Threaded Conversation

use agentic_comm::{CommStore, ChannelType, MessageType};

let mut store = CommStore::open("session.acomm")?;
let channel = store.create_channel("discussion", ChannelType::Group, "agent-lead")?;
store.join_channel(channel.id, "agent-researcher")?;
store.join_channel(channel.id, "agent-reviewer")?;

// Start a thread with a query
let query = store.send_query(
    channel.id,
    "agent-lead",
    "What is the recommended connection pool size for 10K concurrent users?",
    Some(Duration::from_secs(30)),
)?;

// Researcher responds (using the query's correlation_id)
store.send_response(
    channel.id,
    "agent-researcher",
    &query.correlation_id.unwrap(),
    "Based on PostgreSQL best practices: pool_size = num_cores * 2 + disk_spindles.

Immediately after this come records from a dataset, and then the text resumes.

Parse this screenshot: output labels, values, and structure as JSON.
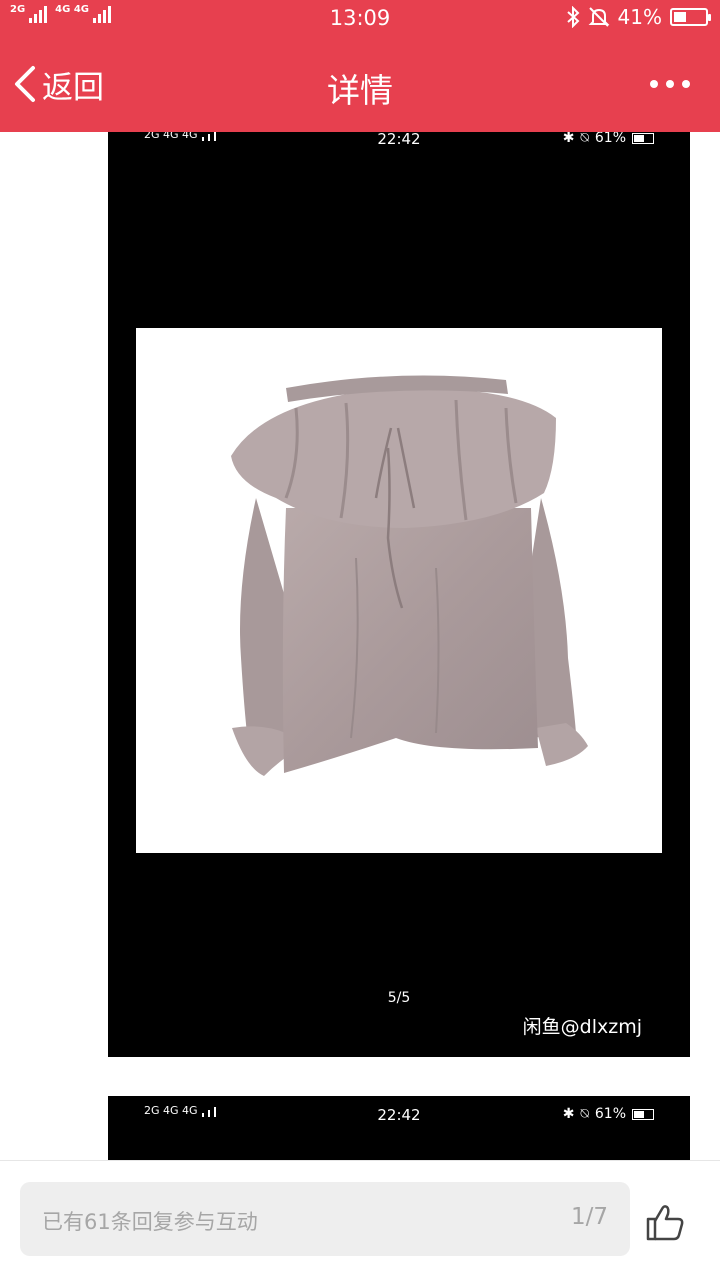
{
  "status_bar": {
    "signal_left_1": "2G",
    "signal_left_2": "4G 4G",
    "time": "13:09",
    "battery_text": "41%",
    "battery_level": 0.41,
    "icons": [
      "bluetooth-icon",
      "bell-muted-icon",
      "battery-icon"
    ]
  },
  "title_bar": {
    "back_label": "返回",
    "title": "详情",
    "more_icon": "more-dots-icon",
    "background": "#e7404f"
  },
  "post_images": [
    {
      "status_signal": "2G 4G 4G",
      "status_time": "22:42",
      "status_battery": "61%",
      "battery_level": 0.61,
      "page_counter": "5/5",
      "watermark": "闲鱼@dlxzmj",
      "product": "lilac off-shoulder ruffle blouse"
    },
    {
      "status_signal": "2G 4G 4G",
      "status_time": "22:42",
      "status_battery": "61%",
      "battery_level": 0.61
    }
  ],
  "bottom_bar": {
    "reply_placeholder": "已有61条回复参与互动",
    "page_indicator": "1/7",
    "like_icon": "thumbs-up-icon"
  }
}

For your 8-core setup: 20 connections.",
)?;

// Reviewer adds to the thread
store.send_response(
    channel.id,
    "agent-reviewer",
    &query.correlation_id.unwrap(),
    "Agreed, but consider PgBouncer for connection multiplexing if you expect bursts.",
)?;

// Query the entire thread
let thread = store.get_thread(&query.correlation_id.unwrap())?;
assert_eq!(thread.len(), 3); // original query + 2 responses

Querying Message History

use agentic_comm::{CommStore, MessageFilter, SortField, SortOrder};

let store = CommStore::open("project.acomm")?;

// Find all commands sent in the last hour
let filter = MessageFilter {
    message_types: Some(vec![MessageType::Command]),
    after: Some(now() - 3600),
    sort_by: SortField::CreatedAt,
    sort_order: SortOrder::Descending,
    limit: 50,
    ..Default::default()
};

let results = store.query_messages(&filter)?;
println!("Found {} commands in the last hour", results.total_count);

// Find all failed deliveries
let dead_filter = MessageFilter {
    status: Some(vec![MessageStatus::DeadLetter]),
    ..Default::default()
};
let dead = store.query_messages(&dead_filter)?;
println!("{} messages in dead letter queue", dead.total_count);

ExactlyOnce Deduplication

ExactlyOnce delivery mode prevents duplicate processing of retried messages:

  1. Every message with ExactlyOnce delivery must have a correlation_id.
  2. The engine maintains a deduplication set of (correlation_id, recipient_id) tuples.
  3. Before delivering a retried message, the engine checks if the tuple already exists in the set.
  4. If the tuple exists, the message is marked as Delivered without re-delivering to the recipient.
  5. The deduplication set is persisted in the store and survives restarts.
  6. Entries in the deduplication set expire after 2 * ack_timeout seconds.

Flush and Durability

The relationship between in-memory state and on-disk state:

EventIn-MemoryOn-Disk
Message sentUpdated immediatelyWritten at next flush
Channel createdUpdated immediatelyWritten at next flush
Acknowledgment receivedUpdated immediatelyWritten at next flush
Store openedLoaded from diskUnchanged
Store flushedUnchangedWritten atomically
Process crashLost since last flushLast flushed state

To minimize data loss on crash, applications can:

  1. Reduce the batch flush interval.
  2. Use immediate flush mode for critical channels.
  3. Call store.flush() explicitly after important operations.